Harro ve Libertas’ın hikayesi, aşk ile siyasetin bir aradalığına, tarih-yazımının bir öznesi olarak yaşadıklarımızla aşkın, bir araya gelebileceğine dair bir hikâye daha çok. Dünyayla kurduğumuz o bağların, muhakkak herhangi bir ucundan kesilmek zorunda olmamasıyla ilgili: Aşkın anlatılagelen bir duygu olarak içinde taşıdığı potansiyelleri görme ihtimali olduğunu vurgulayarak.  Harro ile Libertas, aşkın içindeki o potansiyeli, birbirine açılırken dünyaya da açılabilmenin siyasetini mümkün kıldıkları için önemli, bunun imkanını gösterdiği için.[3]  Aşk ile siyaset, aşk ile dünyaya dokunmak arasındaki o mesafeyi kısalttığı için. İki insanın birbirine sığmaya çalışırken, dünyayı aşması mümkün mü? İdam edilen Harro’nun annesi, oğlunun arkasından söylemişti: “Dünyadayken korkarsınız.

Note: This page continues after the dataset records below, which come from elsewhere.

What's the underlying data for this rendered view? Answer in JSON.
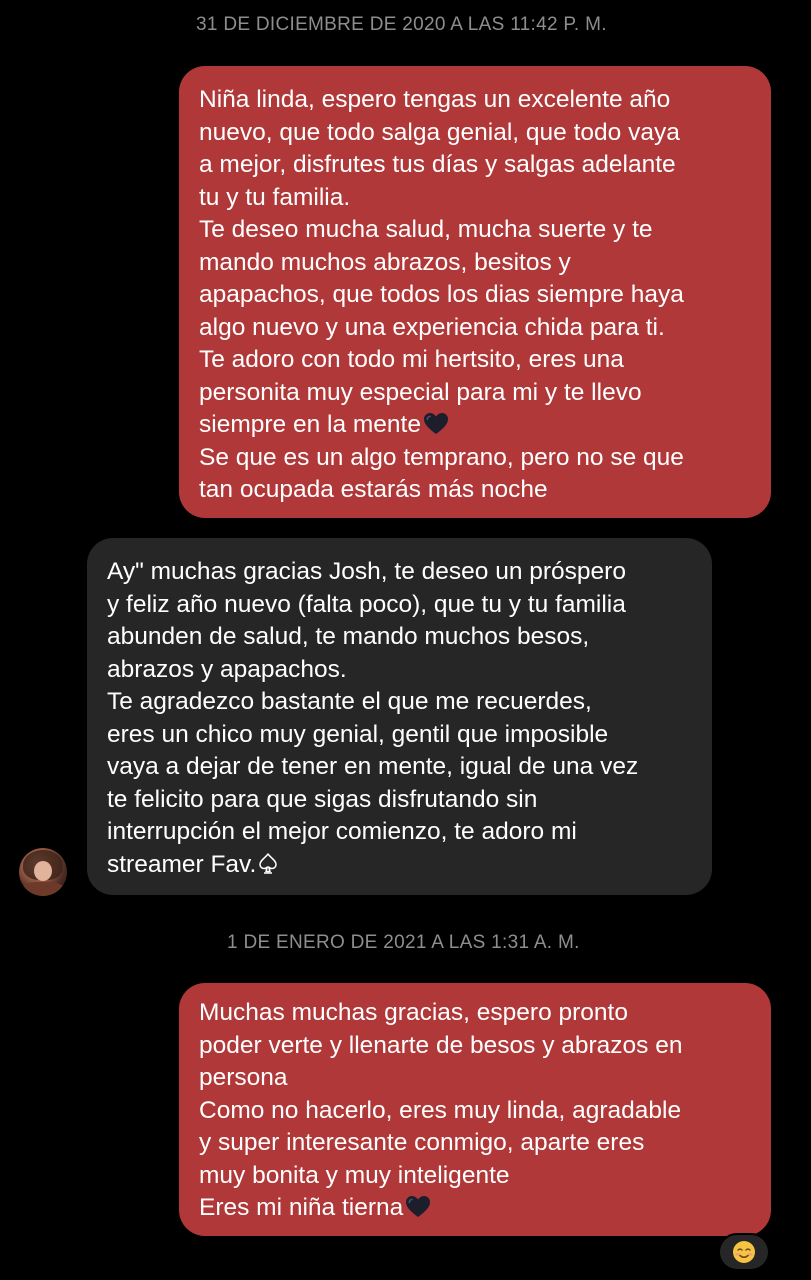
{
  "timestamps": [
    "31 DE DICIEMBRE DE 2020 A LAS 11:42 P. M.",
    "1 DE ENERO DE 2021 A LAS 1:31 A. M."
  ],
  "messages": [
    {
      "direction": "sent",
      "text": "Niña linda, espero tengas un excelente año\nnuevo, que todo salga genial, que todo vaya\na mejor, disfrutes tus días y salgas adelante\ntu y tu familia.\nTe deseo mucha salud, mucha suerte y te\nmando muchos abrazos, besitos y\napapachos, que todos los dias siempre haya\nalgo nuevo y una experiencia chida para ti.\nTe adoro con todo mi hertsito, eres una\npersonita muy especial para mi y te llevo\nsiempre en la mente",
      "text_after_emoji": "\nSe que es un algo temprano, pero no se que\ntan ocupada estarás más noche",
      "emoji": "black-heart-icon"
    },
    {
      "direction": "received",
      "text": "Ay\" muchas gracias Josh, te deseo un próspero\ny feliz año nuevo (falta poco), que tu y tu familia\nabunden de salud, te mando muchos besos,\nabrazos y apapachos.\nTe agradezco bastante el que me recuerdes,\neres un chico muy genial, gentil que imposible\nvaya a dejar de tener en mente, igual de una vez\nte felicito para que sigas disfrutando sin\ninterrupción el mejor comienzo, te adoro mi\nstreamer Fav.",
      "emoji": "spade-outline-icon"
    },
    {
      "direction": "sent",
      "text": "Muchas muchas gracias, espero pronto\npoder verte y llenarte de besos y abrazos en\npersona\nComo no hacerlo, eres muy linda, agradable\ny super interesante conmigo, aparte eres\nmuy bonita y muy inteligente\nEres mi niña tierna",
      "emoji": "black-heart-icon",
      "reaction": "smiling-face-icon"
    }
  ],
  "colors": {
    "background": "#000000",
    "sent_bubble": "#b03839",
    "received_bubble": "#262626",
    "timestamp_text": "#8e8e8e"
  }
}
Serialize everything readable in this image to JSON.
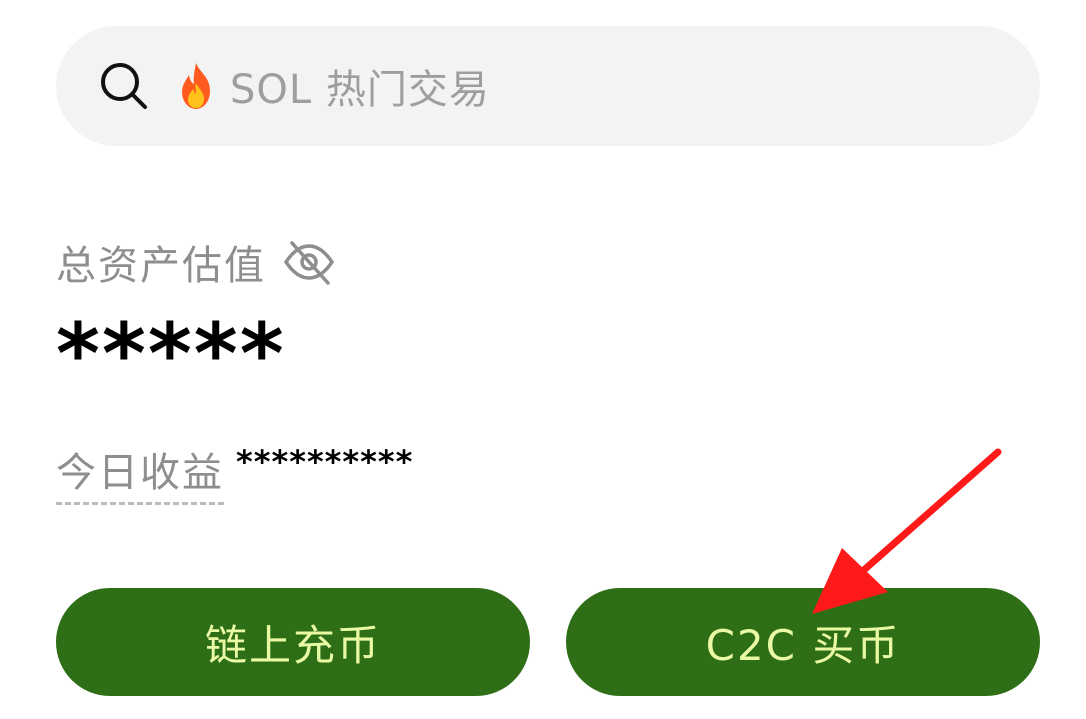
{
  "search": {
    "placeholder_text": "SOL 热门交易",
    "icon": "search-icon",
    "hot_icon": "fire-icon"
  },
  "assets": {
    "total_label": "总资产估值",
    "total_value": "*****",
    "visibility_icon": "eye-off-icon",
    "today_label": "今日收益",
    "today_value": "**********"
  },
  "actions": {
    "deposit_label": "链上充币",
    "buy_label": "C2C 买币"
  },
  "colors": {
    "button_bg": "#2d6e16",
    "button_text": "#e9f9a4",
    "search_bg": "#f3f3f3",
    "annotation_arrow": "#ff1a1a"
  }
}
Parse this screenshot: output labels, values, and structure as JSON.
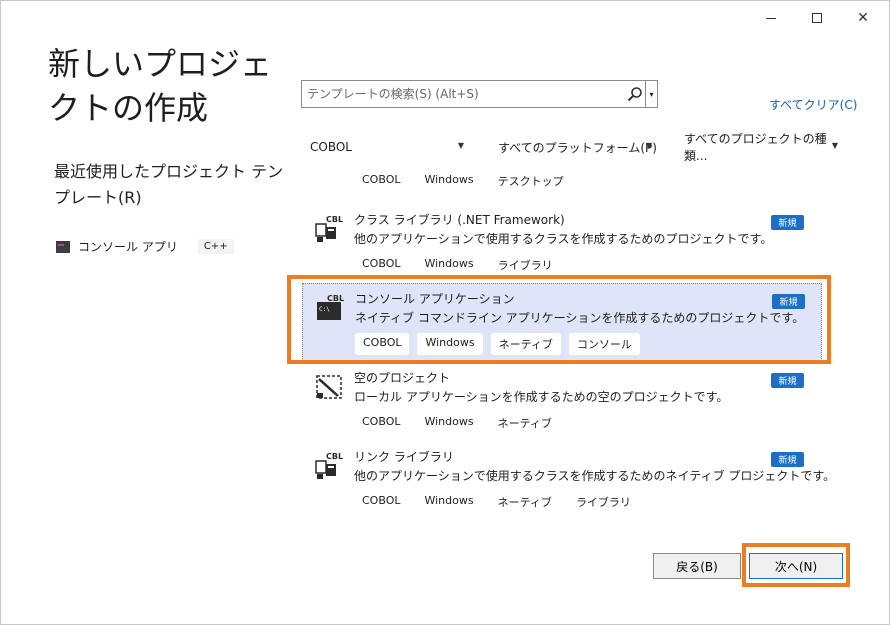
{
  "window": {
    "min_label": "",
    "max_label": "",
    "close_label": "✕"
  },
  "title": "新しいプロジェクトの作成",
  "recent": {
    "heading": "最近使用したプロジェクト テンプレート(R)",
    "items": [
      {
        "label": "コンソール アプリ",
        "tag": "C++"
      }
    ]
  },
  "search": {
    "placeholder": "テンプレートの検索(S) (Alt+S)",
    "value": ""
  },
  "clear_all": "すべてクリア(C)",
  "filters": {
    "language": "COBOL",
    "platform": "すべてのプラットフォーム(P)",
    "project_type": "すべてのプロジェクトの種類..."
  },
  "top_tags": [
    "COBOL",
    "Windows",
    "テスクトップ"
  ],
  "templates": [
    {
      "name": "クラス ライブラリ (.NET Framework)",
      "description": "他のアプリケーションで使用するクラスを作成するためのプロジェクトです。",
      "badge": "新規",
      "tags": [
        "COBOL",
        "Windows",
        "ライブラリ"
      ],
      "icon": "class-library-icon"
    },
    {
      "name": "コンソール アプリケーション",
      "description": "ネイティブ コマンドライン アプリケーションを作成するためのプロジェクトです。",
      "badge": "新規",
      "tags": [
        "COBOL",
        "Windows",
        "ネーティブ",
        "コンソール"
      ],
      "icon": "console-app-icon"
    },
    {
      "name": "空のプロジェクト",
      "description": "ローカル アプリケーションを作成するための空のプロジェクトです。",
      "badge": "新規",
      "tags": [
        "COBOL",
        "Windows",
        "ネーティブ"
      ],
      "icon": "empty-project-icon"
    },
    {
      "name": "リンク ライブラリ",
      "description": "他のアプリケーションで使用するクラスを作成するためのネイティブ プロジェクトです。",
      "badge": "新規",
      "tags": [
        "COBOL",
        "Windows",
        "ネーティブ",
        "ライブラリ"
      ],
      "icon": "link-library-icon"
    }
  ],
  "buttons": {
    "back": "戻る(B)",
    "next": "次へ(N)"
  },
  "colors": {
    "accent": "#1b6fc7",
    "highlight": "#ee7d22",
    "selected_bg": "#dfe4f8"
  }
}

Ama korkmayın, ben dünyayı aştım.”

Harro ile Libertas’ın infazının ve davasının tutakları silinmiş, bu gizli dava da onun izleri de Nazi devleti tarafından yok edilmiş. İnfaz kararına ulaşmak dahi 2006’ya dek mümkün olmamış, Ohler bu hikâyenin peşine düşerken, ona, “artık mevcut olmayan bir kaydı arıyor olmanız mümkündür.” denmiş.

Ama öte yandan izler ve hafıza, o kadar da unutkan değiller galiba, çünkü hikayeleri anlatılageldi. Kenan Evren’e atfedilen bir sözdü sanırım, “Öyle bir nesil yaratacağız ki kim olduğunuzu hatırlamayacaklar.” Harro’nun annesi, infazdan sonra oğlunun eşyalarını istediğinde, “Oğlunuzun adının insanların hafızasından ebediyen silinmesi gerekiyor.” diyor savcı, “Bu da ilave cezadır.”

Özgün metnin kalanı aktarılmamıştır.